Vervolgens zou het wel degelijk een basisrecht mogen zijn zelf te beslissen over de manier waarop je je leven inricht. Toegegeven, ik heb een beschamende geschiedenis met het fenomeen ‘mobiele bankapp’, maar daar waren redenen voor. Bijvoorbeeld dat het me vrij staat geen smartphone te willen, bijvoorbeeld om mijn privacy te waarborgen. In haar boekje Antipode gokte Hind Fraihi dat we protestmarsen zouden organiseren tegen de overheid, wanneer die informatie van ons zou willen bemachtigen die we nu vrijwillig afstaan om dat rare apparaat aan de gang te houden.

Bovendien kleeft er aan het digitale leven een kleinigheidje dat de groene coalitiepartner van de Mechelse schepen nogal aan het hart gaat: ecologie. In 2019 schreef Marleen Stikker in Het internet is stuk dat als we het web zouden voorstellen als een natie, dit qua energieverbruik het zesde land ter wereld zou zijn. Meer dan een lustrum later zal het allicht gestegen zijn op deze bedenkelijke hitlijst.

Afijn, naar slechte gewoonte veel te veel woorden voor wat feitelijk een intro wilde zijn, van niet meer dan twee dienstmededelingen. 

Op mijn archiefblog herpubliceerde ik een essay uit 2014 over iets wat de Mechelse schepen misschien kan gebruiken: empathie.

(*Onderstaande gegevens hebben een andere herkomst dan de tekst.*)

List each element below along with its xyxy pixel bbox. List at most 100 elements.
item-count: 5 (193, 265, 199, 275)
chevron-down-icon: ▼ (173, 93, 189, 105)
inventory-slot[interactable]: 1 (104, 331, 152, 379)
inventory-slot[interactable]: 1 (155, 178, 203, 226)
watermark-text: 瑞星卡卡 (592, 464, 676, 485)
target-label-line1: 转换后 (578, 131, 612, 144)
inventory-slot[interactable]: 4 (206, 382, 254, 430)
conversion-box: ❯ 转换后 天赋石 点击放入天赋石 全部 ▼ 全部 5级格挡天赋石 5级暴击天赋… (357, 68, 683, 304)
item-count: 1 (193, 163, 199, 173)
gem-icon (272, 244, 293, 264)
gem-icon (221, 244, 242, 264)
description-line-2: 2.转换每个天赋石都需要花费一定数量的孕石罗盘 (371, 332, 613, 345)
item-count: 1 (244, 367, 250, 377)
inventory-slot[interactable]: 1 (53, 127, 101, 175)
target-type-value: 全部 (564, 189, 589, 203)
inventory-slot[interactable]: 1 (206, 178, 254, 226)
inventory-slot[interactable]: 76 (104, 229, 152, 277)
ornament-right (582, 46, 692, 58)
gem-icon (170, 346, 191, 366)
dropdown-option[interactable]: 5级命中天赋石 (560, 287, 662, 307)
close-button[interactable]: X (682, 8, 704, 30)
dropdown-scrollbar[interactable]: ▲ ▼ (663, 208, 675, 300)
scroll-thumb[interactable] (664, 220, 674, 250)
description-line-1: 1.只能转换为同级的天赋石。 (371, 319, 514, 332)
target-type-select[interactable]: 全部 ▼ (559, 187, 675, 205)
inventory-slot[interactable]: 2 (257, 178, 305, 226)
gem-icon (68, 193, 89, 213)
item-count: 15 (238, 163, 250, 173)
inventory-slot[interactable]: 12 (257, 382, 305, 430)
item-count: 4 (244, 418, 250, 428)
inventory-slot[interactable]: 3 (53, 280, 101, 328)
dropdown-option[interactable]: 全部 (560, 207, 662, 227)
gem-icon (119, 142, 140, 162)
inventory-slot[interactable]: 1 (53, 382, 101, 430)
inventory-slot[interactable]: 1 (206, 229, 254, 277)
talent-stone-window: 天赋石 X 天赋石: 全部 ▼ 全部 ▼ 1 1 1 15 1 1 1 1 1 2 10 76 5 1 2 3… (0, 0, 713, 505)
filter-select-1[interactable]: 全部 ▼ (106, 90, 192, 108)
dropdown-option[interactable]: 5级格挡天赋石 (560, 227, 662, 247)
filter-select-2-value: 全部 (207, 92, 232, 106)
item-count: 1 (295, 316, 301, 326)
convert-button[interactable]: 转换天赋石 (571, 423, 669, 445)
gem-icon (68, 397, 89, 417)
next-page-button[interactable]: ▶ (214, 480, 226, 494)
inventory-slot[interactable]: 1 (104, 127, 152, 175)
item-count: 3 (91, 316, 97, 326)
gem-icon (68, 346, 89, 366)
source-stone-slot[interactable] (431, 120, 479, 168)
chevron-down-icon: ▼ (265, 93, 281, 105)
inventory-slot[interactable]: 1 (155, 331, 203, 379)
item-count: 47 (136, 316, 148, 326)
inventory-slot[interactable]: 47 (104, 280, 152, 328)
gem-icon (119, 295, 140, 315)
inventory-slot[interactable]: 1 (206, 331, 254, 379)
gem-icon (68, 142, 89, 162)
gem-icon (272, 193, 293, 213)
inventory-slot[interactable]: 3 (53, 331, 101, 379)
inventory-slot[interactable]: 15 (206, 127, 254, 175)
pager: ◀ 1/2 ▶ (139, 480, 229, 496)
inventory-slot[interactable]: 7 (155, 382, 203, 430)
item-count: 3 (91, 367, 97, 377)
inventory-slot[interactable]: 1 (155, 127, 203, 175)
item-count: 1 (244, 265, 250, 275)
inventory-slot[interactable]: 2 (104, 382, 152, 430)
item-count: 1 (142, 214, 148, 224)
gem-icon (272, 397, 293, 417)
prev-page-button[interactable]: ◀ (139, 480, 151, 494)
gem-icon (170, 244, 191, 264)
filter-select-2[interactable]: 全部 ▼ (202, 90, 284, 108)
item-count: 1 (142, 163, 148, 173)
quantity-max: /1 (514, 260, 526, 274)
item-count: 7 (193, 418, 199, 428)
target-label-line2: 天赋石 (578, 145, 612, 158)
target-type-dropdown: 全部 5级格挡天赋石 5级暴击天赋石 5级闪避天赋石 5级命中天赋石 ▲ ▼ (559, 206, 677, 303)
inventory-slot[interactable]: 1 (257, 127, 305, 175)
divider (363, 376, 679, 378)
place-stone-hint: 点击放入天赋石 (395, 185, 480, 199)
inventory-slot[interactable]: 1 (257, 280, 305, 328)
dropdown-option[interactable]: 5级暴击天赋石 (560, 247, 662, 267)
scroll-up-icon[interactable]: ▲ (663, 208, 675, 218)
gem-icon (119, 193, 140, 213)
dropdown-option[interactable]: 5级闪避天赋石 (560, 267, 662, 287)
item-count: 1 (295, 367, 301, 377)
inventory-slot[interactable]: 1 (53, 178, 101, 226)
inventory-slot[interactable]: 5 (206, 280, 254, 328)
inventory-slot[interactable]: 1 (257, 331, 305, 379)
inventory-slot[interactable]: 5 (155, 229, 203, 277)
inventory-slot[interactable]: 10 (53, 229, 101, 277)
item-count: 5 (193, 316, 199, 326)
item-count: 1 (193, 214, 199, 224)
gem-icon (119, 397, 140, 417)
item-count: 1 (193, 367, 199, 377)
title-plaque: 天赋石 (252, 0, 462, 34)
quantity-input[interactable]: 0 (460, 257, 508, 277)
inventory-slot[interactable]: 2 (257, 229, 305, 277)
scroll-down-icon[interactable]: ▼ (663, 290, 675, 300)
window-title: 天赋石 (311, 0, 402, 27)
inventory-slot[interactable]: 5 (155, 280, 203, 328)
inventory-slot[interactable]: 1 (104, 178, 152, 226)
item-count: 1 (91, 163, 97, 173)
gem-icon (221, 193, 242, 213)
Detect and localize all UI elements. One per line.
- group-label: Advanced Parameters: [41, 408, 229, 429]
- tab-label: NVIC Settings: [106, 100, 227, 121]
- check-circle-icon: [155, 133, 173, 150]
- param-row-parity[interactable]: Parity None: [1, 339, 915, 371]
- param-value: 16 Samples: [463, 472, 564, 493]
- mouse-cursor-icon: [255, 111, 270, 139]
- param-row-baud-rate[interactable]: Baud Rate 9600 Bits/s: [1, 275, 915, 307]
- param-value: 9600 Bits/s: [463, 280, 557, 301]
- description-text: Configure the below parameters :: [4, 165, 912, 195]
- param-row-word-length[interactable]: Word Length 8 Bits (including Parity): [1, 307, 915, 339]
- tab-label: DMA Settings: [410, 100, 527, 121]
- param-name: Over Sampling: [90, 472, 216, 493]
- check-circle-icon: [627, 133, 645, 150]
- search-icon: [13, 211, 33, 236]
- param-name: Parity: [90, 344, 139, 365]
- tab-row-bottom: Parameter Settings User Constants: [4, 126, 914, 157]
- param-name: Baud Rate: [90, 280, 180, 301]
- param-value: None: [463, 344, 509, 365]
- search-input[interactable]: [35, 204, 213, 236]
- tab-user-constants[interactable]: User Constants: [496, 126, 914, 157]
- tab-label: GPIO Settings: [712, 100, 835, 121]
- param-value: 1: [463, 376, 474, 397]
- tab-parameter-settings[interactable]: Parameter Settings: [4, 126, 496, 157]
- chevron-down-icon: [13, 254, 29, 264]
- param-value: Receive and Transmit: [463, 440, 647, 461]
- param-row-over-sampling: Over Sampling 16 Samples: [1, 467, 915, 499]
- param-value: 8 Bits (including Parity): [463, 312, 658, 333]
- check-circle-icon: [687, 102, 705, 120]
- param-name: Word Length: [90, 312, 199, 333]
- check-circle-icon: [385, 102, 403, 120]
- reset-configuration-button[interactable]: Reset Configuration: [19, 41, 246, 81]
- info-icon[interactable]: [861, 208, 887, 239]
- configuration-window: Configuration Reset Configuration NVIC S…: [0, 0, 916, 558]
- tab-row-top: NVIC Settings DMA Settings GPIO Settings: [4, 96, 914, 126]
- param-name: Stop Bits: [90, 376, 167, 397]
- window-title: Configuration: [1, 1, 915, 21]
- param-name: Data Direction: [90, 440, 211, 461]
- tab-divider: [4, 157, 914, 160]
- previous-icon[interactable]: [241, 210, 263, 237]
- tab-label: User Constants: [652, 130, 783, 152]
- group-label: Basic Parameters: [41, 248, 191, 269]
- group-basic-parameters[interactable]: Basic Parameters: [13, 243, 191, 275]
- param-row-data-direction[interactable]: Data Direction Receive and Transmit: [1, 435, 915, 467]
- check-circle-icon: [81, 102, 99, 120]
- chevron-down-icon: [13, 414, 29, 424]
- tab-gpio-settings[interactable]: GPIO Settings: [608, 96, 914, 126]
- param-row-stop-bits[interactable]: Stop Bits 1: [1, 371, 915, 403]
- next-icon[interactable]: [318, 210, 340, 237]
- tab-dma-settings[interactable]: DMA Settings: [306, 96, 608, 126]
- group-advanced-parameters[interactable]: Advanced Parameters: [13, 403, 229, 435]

Destijds paste ik die eigenschap toe op literatuur, naar aanleiding van een heuglijke ontdekking over lezen en iets minder heuglijke berichten over een nieuwe roman van Kristien Hemmerechts.

De ironie wil dat het essay oorspronkelijk op een medium stond dat volgens de schepen de toekomst  heeft maar daar een stille dood stierf. De interessante literaire website Alphavillle hield niet alleen op te bestaan, maar verdween vervolgens ook uit de digitale ether.

En op een derde plek verscheen onlangs een licht polemische stellingname mijnerzijds bij poging een luchtig dicht te schrijven. Die recentste bundel van Wouter Godijn bekroont volgens mij een oeuvre dat in het denken van de schepen een vulpenstadium zal behelzen. Godijns teksten lijken namelijk ingehaald door twee werkelijkheden. Zijn ‘postmodernisme’ heeft niet de gewenste politiekerige toon en zijn erg bijzonder gedemonstreerde weigering om narcistisch te zijn vloekt met gewoontes van millennials, de momenteel invloedrijkste generatie.

Laat niets nu nog de wederopstanding van een zeker persoon verhinderen.